I could see that $N\rightarrow G\rightarrow Q$ induces Morphisms $$N/[G,N]\xrightarrow{\bar{f}} G/[G,G]\xrightarrow{\bar{g}} Q/[Q,Q]$$
and that $\bar{g}$ is surjective...
I also proved that $Im(\bar{f})\subset Ker(\bar{g})$
Only thing that i have  to prove is the other way inclusion.... 
Let $[m]\in G/[G,G]$ such that $\bar{g}[m]=[0]$ i.e., $g(m)\in[Q,Q]$
I am not sure what to do here after... I have to use that $Ker(g)\subset Im(f)$ but i am not very sure how to get an elmenet in $Ker(g)$ with $g(m)\in [Q,Q]$..
Please suggest some hints.... 
This question is from A Course in Homological Algebra by Hilton Stammbach...
It is suggested that i am not supposed to use any homological algebra technique... 
That is the only reason for adding homological algebra tag...
 A: In the following proof I will use that the functor $G \mapsto G/[G,G]$ from groups to abelian groups is left adjoint to the forgetful functor.
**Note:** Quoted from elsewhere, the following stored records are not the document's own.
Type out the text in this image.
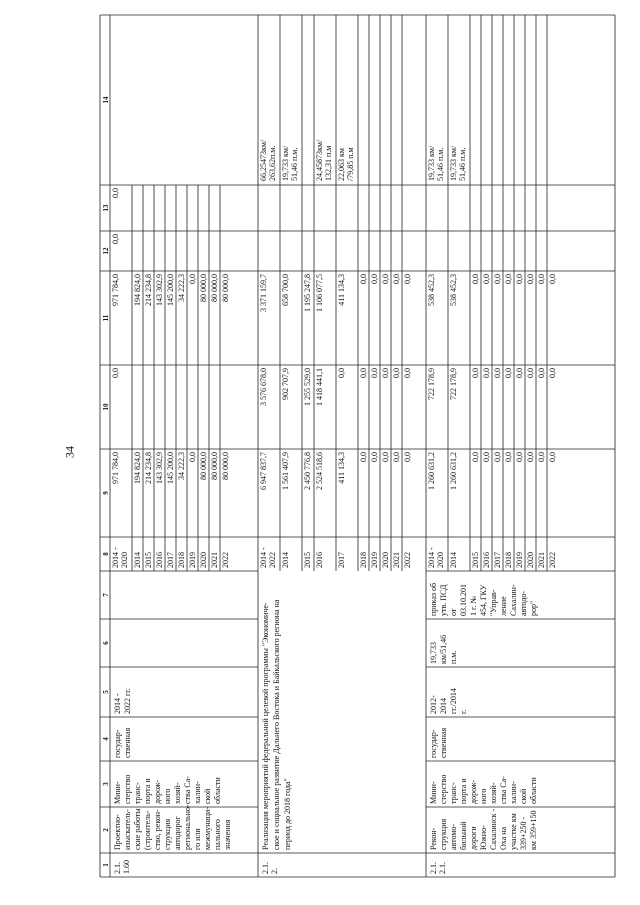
34
1
2
3
4
5
6
7
8
9
10
11
12
13
14
2.1.1.60
Проектно-изыскатель-ские работы(строитель-ство, рекон-струкцияавтодорогрегионально-го илимежмуници-пальногозначения
Мини-стерствотранс-порта идорож-ногохозяй-ства Са-халин-скойобласти
государ-ственная
2014 -2022 гг.
2014 -2020
971 784,0
0,0
971 784,0
0,0
0,0
2014
194 824,0
194 824,0
2015
214 234,8
214 234,8
2016
143 302,9
143 302,9
2017
145 200,0
145 200,0
2018
34 222,3
34 222,3
2019
0,0
0,0
2020
80 000,0
80 000,0
2021
80 000,0
80 000,0
2022
80 000,0
80 000,0
2.1.2.
Реализация мероприятий федеральной целевой программы "Экономиче- ское и социальное развитие Дальнего Востока и Байкальского региона на период до 2018 года"
2014 -2022
6 947 837,7
3 576 678,0
3 371 159,7
66,25473км/263,62п.м.
2014
1 561 407,9
902 707,9
658 700,0
19,733 км/51,46 п.м.
2015
2 450 776,8
1 255 529,0
1 195 247,8
2016
2 524 518,6
1 418 441,1
1 106 077,5
24,45873км/132,31 п.м
2017
411 134,3
0,0
411 134,3
22,063 км/79,85 п.м
2018
0,0
0,0
0,0
2019
0,0
0,0
0,0
2020
0,0
0,0
0,0
2021
0,0
0,0
0,0
2022
0,0
0,0
0,0
2.1.2.1.
Рекон-струкцияавтомо-бильнойдорогиЮжно-Сахалинск -Оха научастке км339+250 -км 359+150
Мини-стерствотранс-порта идорож-ногохозяй-ства Са-халин-скойобласти
государ-ственная
2012-2014гг./2014г.
19,733км/51,46п.м.
приказ обутв. ПСДот03.10.2011 г. №454, ГКУ"Управ-лениеСахалин-автодо-рор"
2014 -2020
1 260 631,2
722 178,9
538 452,3
19,733 км/51,46 п.м.
2014
1 260 631,2
722 178,9
538 452,3
19,733 км/51,46 п.м.
2015
0,0
0,0
0,0
2016
0,0
0,0
0,0
2017
0,0
0,0
0,0
2018
0,0
0,0
0,0
2019
0,0
0,0
0,0
2020
0,0
0,0
0,0
2021
0,0
0,0
0,0
2022
0,0
0,0
0,0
If $T$ is an abelian group, then
$\hom(Q/[Q,Q],T) \cong \hom(Q,T) \cong \{h \in \hom(G,T) : N \to G \to T \text{ trivial}\}\\ \cong \{h \in \hom(G/[G,G],T) : N \to G \to G/[G,G] \to T \text{ trivial}\}\\ = \{h \in \hom(G/[G,G],T) : N/[G,N] \to G/[G,G] \to T \text{ trivial}\}.$
This shows that $N/[G,N] \to G/[G,G] \to Q/[Q,Q] \to 0$ is a cokernel diagram, i.e. it is exact.
You can also prove it using elements - this will lead (as usual when one ignores universal properties) to unnecessary calculations.
If $[x] \in G/[G,G]$ is mapped to $0 \in Q/[G,G]$, this means that $g(x) \in [Q,Q]$, so that we may write $g(x)$ as a product of commutators $p_i q_i p_i^{-1} q_i^{-1}$. Find preimages $y_i \in G$ of $p_i$ and $z_i \in G$ of $q_i$. If $u \in G$ denotes the product of the commutators $y_i z_i y_i^{-1} z_i^{-1}$, then $g(x)=g(u)$, so that there is some $n \in N$ with $x = f(n) u$. Thus, $[x]=[f(n)]$ lies in the image of $N/[G,N] \to G/[G,G]$.